Il nuovo regolamento punta a trasformare la pratica sportiva locale in un diritto accessibile, ponendo un forte accento sull’inclusione sociale. Sono previsti progetti mirati a garantire l’attività motoria a giovani, anziani, persone con disabilità e fasce svantaggiate, con l’obiettivo di utilizzare le strutture come presidi contro l’emarginazione.
“Abbiamo ridefinito il ruolo dello sport nella nostra città, in sintonia con il dettato costituzionale che ne riconosce il valore sociale e di benessere – ha dichiarato la Vicesindaco con delega allo Sport, Serena Lenzotti – vogliamo impianti moderni, sostenibili e accessibili a tutti. Ringrazio la rete del Terzo Settore e le associazioni locali: con la co-progettazione lavoreremo fianco a fianco, ponendo una tutela rigorosa sulla dignità e la sicurezza del lavoro sportivo per offrire servizi efficienti e di standard elevato”.

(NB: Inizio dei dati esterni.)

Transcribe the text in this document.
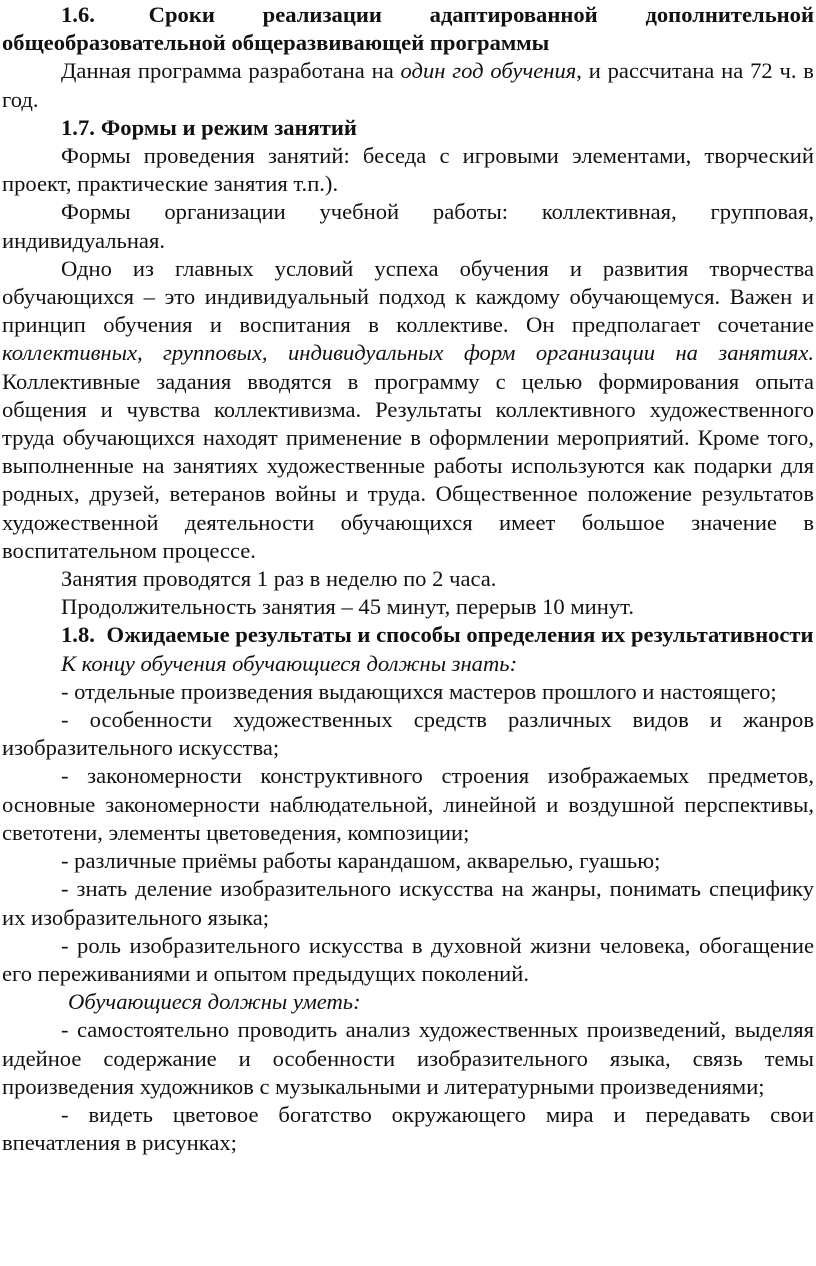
1.6. Сроки реализации адаптированной дополнительной общеобразовательной общеразвивающей программы

Данная программа разработана на один год обучения, и рассчитана на 72 ч. в год.

1.7. Формы и режим занятий

Формы проведения занятий: беседа с игровыми элементами, творческий проект, практические занятия т.п.).

Формы организации учебной работы: коллективная, групповая, индивидуальная.

Одно из главных условий успеха обучения и развития творчества обучающихся – это индивидуальный подход к каждому обучающемуся. Важен и принцип обучения и воспитания в коллективе. Он предполагает сочетание коллективных, групповых, индивидуальных форм организации на занятиях. Коллективные задания вводятся в программу с целью формирования опыта общения и чувства коллективизма. Результаты коллективного художественного труда обучающихся находят применение в оформлении мероприятий. Кроме того, выполненные на занятиях художественные работы используются как подарки для родных, друзей, ветеранов войны и труда. Общественное положение результатов художественной деятельности обучающихся имеет большое значение в воспитательном процессе.

Занятия проводятся 1 раз в неделю по 2 часа.

Продолжительность занятия – 45 минут, перерыв 10 минут.

1.8. Ожидаемые результаты и способы определения их результативности

К концу обучения обучающиеся должны знать:

- отдельные произведения выдающихся мастеров прошлого и настоящего;

- особенности художественных средств различных видов и жанров изобразительного искусства;

- закономерности конструктивного строения изображаемых предметов, основные закономерности наблюдательной, линейной и воздушной перспективы, светотени, элементы цветоведения, композиции;

- различные приёмы работы карандашом, акварелью, гуашью;

- знать деление изобразительного искусства на жанры, понимать специфику их изобразительного языка;

- роль изобразительного искусства в духовной жизни человека, обогащение его переживаниями и опытом предыдущих поколений.

Обучающиеся должны уметь:

- самостоятельно проводить анализ художественных произведений, выделяя идейное содержание и особенности изобразительного языка, связь темы произведения художников с музыкальными и литературными произведениями;

- видеть цветовое богатство окружающего мира и передавать свои впечатления в рисунках;
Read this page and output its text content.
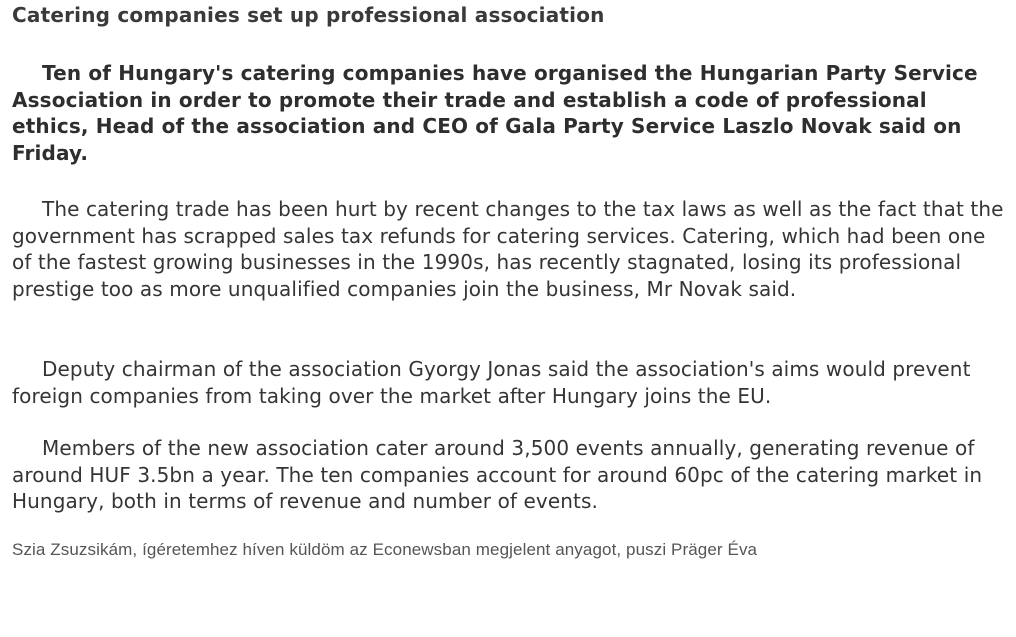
Catering companies set up professional association

Ten of Hungary's catering companies have organised the Hungarian Party Service Association in order to promote their trade and establish a code of professional ethics, Head of the association and CEO of Gala Party Service Laszlo Novak said on Friday.

The catering trade has been hurt by recent changes to the tax laws as well as the fact that the government has scrapped sales tax refunds for catering services. Catering, which had been one of the fastest growing businesses in the 1990s, has recently stagnated, losing its professional prestige too as more unqualified companies join the business, Mr Novak said.

Deputy chairman of the association Gyorgy Jonas said the association's aims would prevent foreign companies from taking over the market after Hungary joins the EU.

Members of the new association cater around 3,500 events annually, generating revenue of around HUF 3.5bn a year. The ten companies account for around 60pc of the catering market in Hungary, both in terms of revenue and number of events.

Szia Zsuzsikám, ígéretemhez híven küldöm az Econewsban megjelent anyagot, puszi Präger Éva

Le associazioni locali assumeranno il ruolo di partner strategici dell’Amministrazione attraverso lo strumento della co-progettazione. Una collaborazione che si svilupperà su due fronti: l’ottimizzazione delle attività quotidiane per la cittadinanza e la definizione di proposte per l’ammodernamento e la riqualificazione strutturale degli impianti: l’obiettivo è quello di mantenere il giusto spazio dedicato all’agonismo ma incentivare sempre di l’aspetto ludico e sociale dello sport, offrendo sempre più opportunità anche a persone con particolari fragilità
Il regolamento introduce inoltre criteri stringenti di efficienza energetica e riduzione dei consumi, in linea con i target europei sulla transizione ecologica. Sul fronte occupazionale, viene stabilito l’obbligo tassativo per i gestori di applicare le tutele contrattuali previste dalla riforma nazionale del lavoro sportivo, a salvaguardia della sicurezza degli operatori e degli utenti.